Even within a lower-skilled, service-oriented workforce like fast-food giant McDonald's, values provide a means of tighter integration with company goals. "The whole experience at McDonald's boils down to the moment of truth at the front counter or drive-through, that 30 seconds of interaction," CEO Jim Skinner told me when we met at the company's Oak Brook, Illinois, headquarters. Skinner built his career on knowing that moment. He began his career with McDonald's in 1971 as a restaurant manager trainee in Carpentersville, Illinois. "The development of that relationship between our people and the customer is probably the hardest thing that we do. With hundreds of thousands of employees serving more than 50 million customers a day across 119 countries, common values are essential. They are efficient. They form the link among all our moving parts, allowing everyone who serves the McDonald's brand to understand what it means to be successful at that moment of truth with a customer."[93]

FROM CAN TO SHOULD

FROM CAN TO SHOULD

Can versus can't thinking substitutes for genuine time spent considering the hows of a given situation (how can I best delight my client? how can I bring the company greater repute? how can I make this meeting more successful?) and fosters a passive relationship to interaction with others (what does the manual say to do? what is my job description? what is on the agenda?). In this mode of thought, you believe you can do what you want as long as you comply with the contract or the code. When you think in the language of values, however, you must actively engage each situation. Values propel action toward others. This creates an energy focused on how you do what you do, and that energy becomes a propeller, driving a Wave of action toward others. In an information economy, where more power lies in the network than in the individual, outwardly focused energy makes sense as a propeller of success.

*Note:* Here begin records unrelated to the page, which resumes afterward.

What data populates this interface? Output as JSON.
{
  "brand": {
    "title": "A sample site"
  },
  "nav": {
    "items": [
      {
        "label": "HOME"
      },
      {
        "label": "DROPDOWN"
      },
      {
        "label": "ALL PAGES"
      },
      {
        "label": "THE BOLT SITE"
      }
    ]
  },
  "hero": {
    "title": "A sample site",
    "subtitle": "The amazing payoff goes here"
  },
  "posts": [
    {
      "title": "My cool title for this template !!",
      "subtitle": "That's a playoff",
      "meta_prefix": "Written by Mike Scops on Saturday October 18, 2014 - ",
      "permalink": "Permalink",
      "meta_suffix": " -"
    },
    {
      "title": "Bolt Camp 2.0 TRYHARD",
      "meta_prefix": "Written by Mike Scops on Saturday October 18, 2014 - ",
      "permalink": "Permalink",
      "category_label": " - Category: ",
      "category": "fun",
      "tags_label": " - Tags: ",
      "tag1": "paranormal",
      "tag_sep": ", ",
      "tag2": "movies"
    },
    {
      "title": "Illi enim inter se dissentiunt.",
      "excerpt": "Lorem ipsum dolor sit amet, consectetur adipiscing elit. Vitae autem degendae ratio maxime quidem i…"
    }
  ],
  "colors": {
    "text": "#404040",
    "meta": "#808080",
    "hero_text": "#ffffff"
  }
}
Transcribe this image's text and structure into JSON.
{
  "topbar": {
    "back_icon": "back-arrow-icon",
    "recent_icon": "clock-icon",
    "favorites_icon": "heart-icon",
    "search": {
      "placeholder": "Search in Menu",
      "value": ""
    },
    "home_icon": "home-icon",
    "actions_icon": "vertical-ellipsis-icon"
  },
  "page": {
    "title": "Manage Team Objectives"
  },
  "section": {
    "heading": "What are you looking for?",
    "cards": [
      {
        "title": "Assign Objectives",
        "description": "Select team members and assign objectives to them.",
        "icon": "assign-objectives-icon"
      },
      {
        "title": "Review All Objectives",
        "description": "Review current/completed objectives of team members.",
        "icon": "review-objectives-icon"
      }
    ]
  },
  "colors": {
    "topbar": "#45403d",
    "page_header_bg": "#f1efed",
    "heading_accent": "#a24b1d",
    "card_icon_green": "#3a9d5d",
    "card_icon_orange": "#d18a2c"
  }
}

From can to should. From rules to values. These fundamental shifts in language exert a profound effect on the way you think, orient your energies, make decisions, and, therefore, achieve. New language may seem awkward at first, like learning to communicate in something other than your native tongue. But people who learn a second language often develop better grammar than native speakers, because they do so as a conscious act of will. Understanding the interplay of rules and values, and freeing yourself from the tyranny of can versus can't are essential steps toward mastering the grammar of the new world of how.